Davanti alla commissione Esteri lei ha di fatto lanciato un appello ai parlamentari italiani in questo senso.

“Il Governo italiano sta assumendo un’ottima posizione e crede molto in questa iniziativa. Lo dimostra il fatto che con spese anche cospicue ha deciso di ospitare la conferenza diplomatica a Roma.Bisogna spingere il Governo ad appoggiare un’azione preventiva. Prima dell’estate del prossimo anno, quando, dal 15 giugno al 15 luglio, si adotterà il trattato internazionale che costituirà lo statuto della Corte internazionale permanente di giustizia”.

Intanto il suo tribunale continua a lavorare, anche se non ha una polizia giudiziaria a disposizione. Quanto sta pesando la mancata collaborazione delle autorità croate e serbe?

“Pesa molto. Soprattutto a causa di Belgrado e Pale (la capitale dell’autoproclamata repubblica serba di Bosnia, ndr). Belgrado per esempio si rifiuta di riconoscre la nostra competenza e la nostra autorità. Si sa che noi non consentiamo la procedura in contumacia. Il presidente della Corte suprema militare di Belgrado un giorno mi ha detto, riferendosi agli individui incriminati per crimini di guerra `Ma noi mica glieli possiamo estradare, questi sono nostri cittadini… Dateci le prove e li processiamo noi’. Mi sono fatto una risata e ho ribattuto: ‘Noi le prove non gliele daremo mai. Le raccolga lei e li processi’. C’è insomma una chiarissima volontà politica di non fare alcunché. La Croazia ha fatto arrivare da noi qualcuno e quindi possiamo dire che collabora così così. La Bosnia collabora sì. Ma il problema restano i serbi che ci impediscono di arrestare Karadzic e Mladic”.

Come valuta l’attività svolta finora dal suo tribunale?

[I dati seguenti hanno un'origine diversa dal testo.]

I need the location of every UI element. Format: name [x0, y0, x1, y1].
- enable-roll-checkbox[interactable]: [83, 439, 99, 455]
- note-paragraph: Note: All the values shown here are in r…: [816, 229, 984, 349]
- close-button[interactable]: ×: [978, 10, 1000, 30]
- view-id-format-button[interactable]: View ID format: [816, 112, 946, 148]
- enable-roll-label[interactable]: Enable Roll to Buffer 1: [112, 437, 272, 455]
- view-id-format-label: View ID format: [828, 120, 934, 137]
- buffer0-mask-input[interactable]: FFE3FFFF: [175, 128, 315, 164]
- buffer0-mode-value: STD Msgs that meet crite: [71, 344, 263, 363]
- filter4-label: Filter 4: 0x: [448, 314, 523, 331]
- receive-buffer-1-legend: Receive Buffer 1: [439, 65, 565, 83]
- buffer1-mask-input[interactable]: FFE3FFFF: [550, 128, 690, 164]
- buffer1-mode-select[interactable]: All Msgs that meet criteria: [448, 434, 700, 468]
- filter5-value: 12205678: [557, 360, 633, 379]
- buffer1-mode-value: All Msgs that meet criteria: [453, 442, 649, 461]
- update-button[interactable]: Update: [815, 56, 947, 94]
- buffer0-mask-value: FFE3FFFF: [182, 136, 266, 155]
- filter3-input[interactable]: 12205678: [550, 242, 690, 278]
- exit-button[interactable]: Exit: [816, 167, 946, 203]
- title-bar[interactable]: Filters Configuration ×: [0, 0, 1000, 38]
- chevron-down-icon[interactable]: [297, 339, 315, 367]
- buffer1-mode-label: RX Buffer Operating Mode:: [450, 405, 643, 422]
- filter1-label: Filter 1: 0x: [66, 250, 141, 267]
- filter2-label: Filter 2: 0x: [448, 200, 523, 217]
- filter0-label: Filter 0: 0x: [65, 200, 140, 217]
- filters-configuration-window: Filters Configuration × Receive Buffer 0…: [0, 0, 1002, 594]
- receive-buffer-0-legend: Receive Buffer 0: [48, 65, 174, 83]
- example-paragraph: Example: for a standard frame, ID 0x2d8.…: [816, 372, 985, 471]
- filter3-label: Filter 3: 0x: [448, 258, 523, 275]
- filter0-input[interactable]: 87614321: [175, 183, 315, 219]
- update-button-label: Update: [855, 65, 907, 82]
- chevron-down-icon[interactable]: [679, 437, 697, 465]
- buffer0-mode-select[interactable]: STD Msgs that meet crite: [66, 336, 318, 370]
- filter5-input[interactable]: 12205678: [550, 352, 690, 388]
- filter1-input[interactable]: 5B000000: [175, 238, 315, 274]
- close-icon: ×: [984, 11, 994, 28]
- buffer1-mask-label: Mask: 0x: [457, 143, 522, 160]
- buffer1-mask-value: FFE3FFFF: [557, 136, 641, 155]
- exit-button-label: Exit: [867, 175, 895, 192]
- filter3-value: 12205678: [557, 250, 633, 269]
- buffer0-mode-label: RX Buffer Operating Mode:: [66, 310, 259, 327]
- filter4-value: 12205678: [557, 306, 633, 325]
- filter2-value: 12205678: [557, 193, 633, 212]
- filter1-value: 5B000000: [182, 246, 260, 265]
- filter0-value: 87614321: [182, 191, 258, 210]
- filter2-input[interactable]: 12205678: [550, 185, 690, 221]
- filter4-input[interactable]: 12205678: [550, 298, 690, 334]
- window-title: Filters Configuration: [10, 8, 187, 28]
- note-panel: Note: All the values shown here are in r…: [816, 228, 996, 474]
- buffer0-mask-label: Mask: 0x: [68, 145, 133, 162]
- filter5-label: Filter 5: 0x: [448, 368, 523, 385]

“Il bilancio è positivo, soprattutto se pensiamo a come eravamo partiti. Nel novembre del 1993, quando ci siamo riuniti all’Aja avevano soltanto 11 giudici, tre stanze prese in affitto per un mese e quattro segretarie anche loro assunte con un contratto di un mese. Dimenticavo: quattro computer che ci sono stati prestati. Non avevamo nemmeno le toghe. Zero. Ora però siamo arrivati mettere in piedi un’infrastruttura fondamentale che dovebbe diventare la sede della Corte permenente internazionale che rimarrà all’Aja. C’è una sede, un carcere (il primo delle Nazioni Unite sotto giurisdizione internazionale, non sotto giurisdizione di uno Stato). Abbiamo la sala delle udienze che è costata da sola 6 miliardi, tecnologie modernissime che esistono soltanto in America. Noi giudici abbiamo degli schermi sui quali in tempo reale leggiamo ciò che si dice nell’aula. Abbiamo 434 persone che lavorano per il tribunale. Ci sono oltre 70 imputati, di cui 9 detenuti nel nostro carcere. Insomma, il tribunale esiste e c’è anche l’infrstruttura normativa che lo regge. Non è poco”.